I realised something this week. I made a connection that was a revelation, a watershed: my mother is an appeaser, she propitiates. She doesn’t cope well when I question my childhood experiences, so she denies any negative feelings I might have (my family probably believe they’re the only sort I have). She does the same with her eldest sister. To my mother, her mother, it seems, was a saint and could do no wrong. To my aunt, my nan did plenty wrong, but my mother flatly denies this could even be possible: “She never has a good word to say about Mum, she’s always running her down.” (That’s a euphemism, obviously, she didn’t get into a truck and try running her down that way!) I knew these things, but I never made the connection that her denial of other people’s feelings is an expression of her need to make things ‘steady’, to not rock the boat. The eureka moment came for me during a recent phone call. I had an argument with my sister a month or so ago and my mother stated “I hate it when you kids don’t get on, can’t you send her an email or phone her or something?” Then she said that my step-dad “thinks he’s done something to upset you”, and I could detect the tone in her voice that needed me to say, no he hasn’t, every thing’s fine. The fact that I’ve called him my step-dad here, and not my dad, will upset her desire for everything to be ‘happy’, stable and picture perfect. But it’s only in my family’s presence that I call him Dad and only because I was told to when they got married. In my mind, and when I talk about him to others he’s always my step-dad. Step-dad to me is not a negative thing, but I think that perhaps to my mother and her generation it’s somehow inferior to ‘Dad’. Maybe that’s because it would mean she’d have to admit that her first marriage went wrong? Who knows. I know that at my core I feel fatherless. My natural father wasn’t around much post the age of 6 and not at all post 7 (and I remember virtually nothing about him); my step-father was there from about the age of 8, but he wasn’t a father figure – and I don’t think he wanted to be either. The fact is, he is my step-father. It’s a fact and cannot be denied. But in order to appease my mother, I’ve been playing her game and have acquiesced to her vehement views of my childhood, my behaviour, my personality.

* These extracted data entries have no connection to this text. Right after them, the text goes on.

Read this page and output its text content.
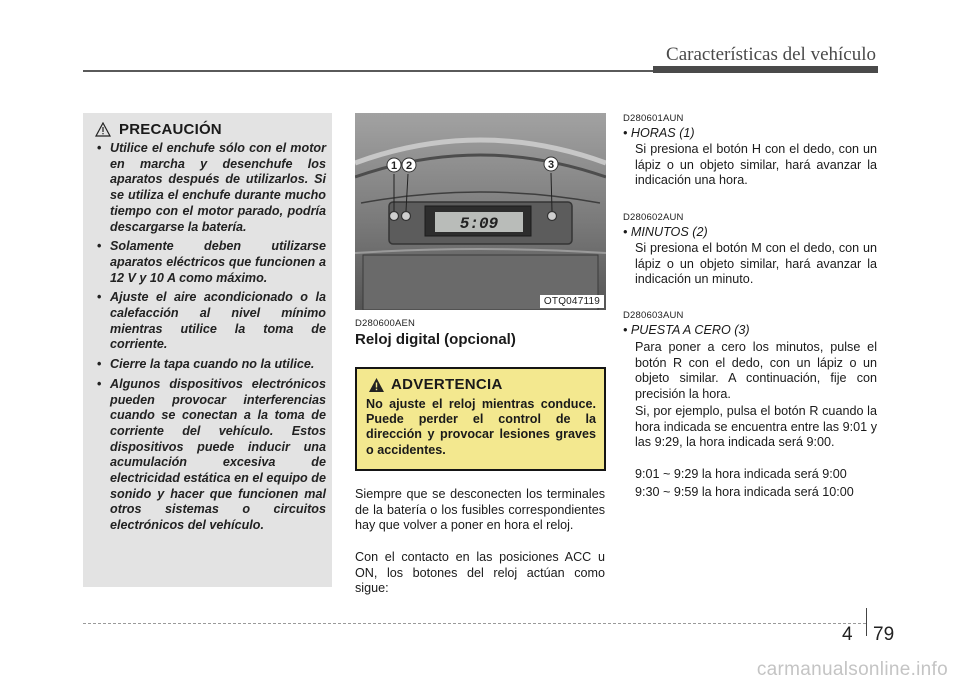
Características del vehículo
PRECAUCIÓN
• Utilice el enchufe sólo con el motor en marcha y desenchufe los aparatos después de utilizarlos. Si se utiliza el enchufe durante mucho tiempo con el motor parado, podría descargarse la batería.
• Solamente deben utilizarse aparatos eléctricos que funcionen a 12 V y 10 A como máximo.
• Ajuste el aire acondicionado o la calefacción al nivel mínimo mientras utilice la toma de corriente.
• Cierre la tapa cuando no la utilice.
• Algunos dispositivos electrónicos pueden provocar interferencias cuando se conectan a la toma de corriente del vehículo. Estos dispositivos puede inducir una acumulación excesiva de electricidad estática en el equipo de sonido y hacer que funcionen mal otros sistemas o circuitos electrónicos del vehículo.
5:09
1 2	3
OTQ047119
D280600AEN
Reloj digital (opcional)
ADVERTENCIA
No ajuste el reloj mientras conduce. Puede perder el control de la dirección y provocar lesiones graves o accidentes.
Siempre que se desconecten los terminales de la batería o los fusibles correspondientes hay que volver a poner en hora el reloj.
Con el contacto en las posiciones ACC u ON, los botones del reloj actúan como sigue:
D280601AUN
• HORAS (1)
Si presiona el botón H con el dedo, con un lápiz o un objeto similar, hará avanzar la indicación una hora.
D280602AUN
• MINUTOS (2)
Si presiona el botón M con el dedo, con un lápiz o un objeto similar, hará avanzar la indicación un minuto.
D280603AUN
• PUESTA A CERO (3)
Para poner a cero los minutos, pulse el botón R con el dedo, con un lápiz o un objeto similar. A continuación, fije con precisión la hora.
Si, por ejemplo, pulsa el botón R cuando la hora indicada se encuentra entre las 9:01 y las 9:29, la hora indicada será 9:00.
9:01 ~ 9:29 la hora indicada será 9:00
9:30 ~ 9:59 la hora indicada será 10:00
4 79
carmanualsonline.info
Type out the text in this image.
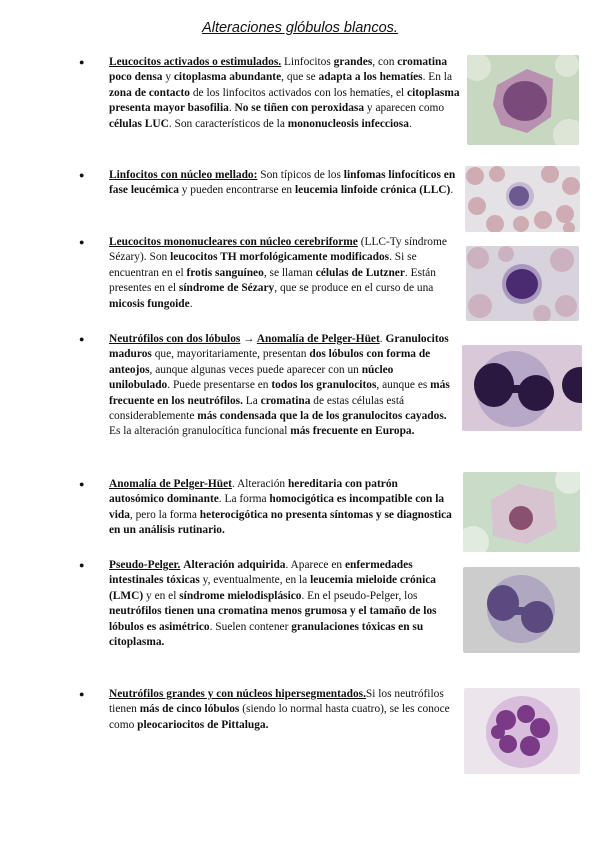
Alteraciones glóbulos blancos.
● Leucocitos activados o estimulados. Linfocitos grandes, con cromatina poco densa y citoplasma abundante, que se adapta a los hematíes. En la zona de contacto de los linfocitos activados con los hematíes, el citoplasma presenta mayor basofilia. No se tiñen con peroxidasa y aparecen como células LUC. Son característicos de la mononucleosis infecciosa.

● Linfocitos con núcleo mellado: Son típicos de los linfomas linfocíticos en fase leucémica y pueden encontrarse en leucemia linfoide crónica (LLC).

● Leucocitos mononucleares con núcleo cerebriforme (LLC-Ty síndrome Sézary). Son leucocitos TH morfológicamente modificados. Si se encuentran en el frotis sanguíneo, se llaman células de Lutzner. Están presentes en el síndrome de Sézary, que se produce en el curso de una micosis fungoide.

● Neutrófilos con dos lóbulos → Anomalía de Pelger-Hüet. Granulocitos maduros que, mayoritariamente, presentan dos lóbulos con forma de anteojos, aunque algunas veces puede aparecer con un núcleo unilobulado. Puede presentarse en todos los granulocitos, aunque es más frecuente en los neutrófilos. La cromatina de estas células está considerablemente más condensada que la de los granulocitos cayados. Es la alteración granulocítica funcional más frecuente en Europa.

● Anomalía de Pelger-Hüet. Alteración hereditaria con patrón autosómico dominante. La forma homocigótica es incompatible con la vida, pero la forma heterocigótica no presenta síntomas y se diagnostica en un análisis rutinario.

● Pseudo-Pelger. Alteración adquirida. Aparece en enfermedades intestinales tóxicas y, eventualmente, en la leucemia mieloide crónica (LMC) y en el síndrome mielodisplásico. En el pseudo-Pelger, los neutrófilos tienen una cromatina menos grumosa y el tamaño de los lóbulos es asimétrico. Suelen contener granulaciones tóxicas en su citoplasma.

● Neutrófilos grandes y con núcleos hipersegmentados.Si los neutrófilos tienen más de cinco lóbulos (siendo lo normal hasta cuatro), se les conoce como pleocariocitos de Pittaluga.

And that was the revelation: I don’t need to capitulate with her need to make things okay. They are her needs and she should own them.  It doesn’t bother me any more that things aren’t okay; that’s life, it’s not a bunch of roses.  It was such a weight off my shoulders to realise that this is not my stuff and that I can just let it go.  I feel that suddenly I have a much deeper understanding of some aspect of her behaviour that will enable me to draw a line in the sand and say keep your stuff that side of it please, ‘cos I have enough of my own crap on this side to deal with!

Right, time’s up, I’m off the couch and away to bed.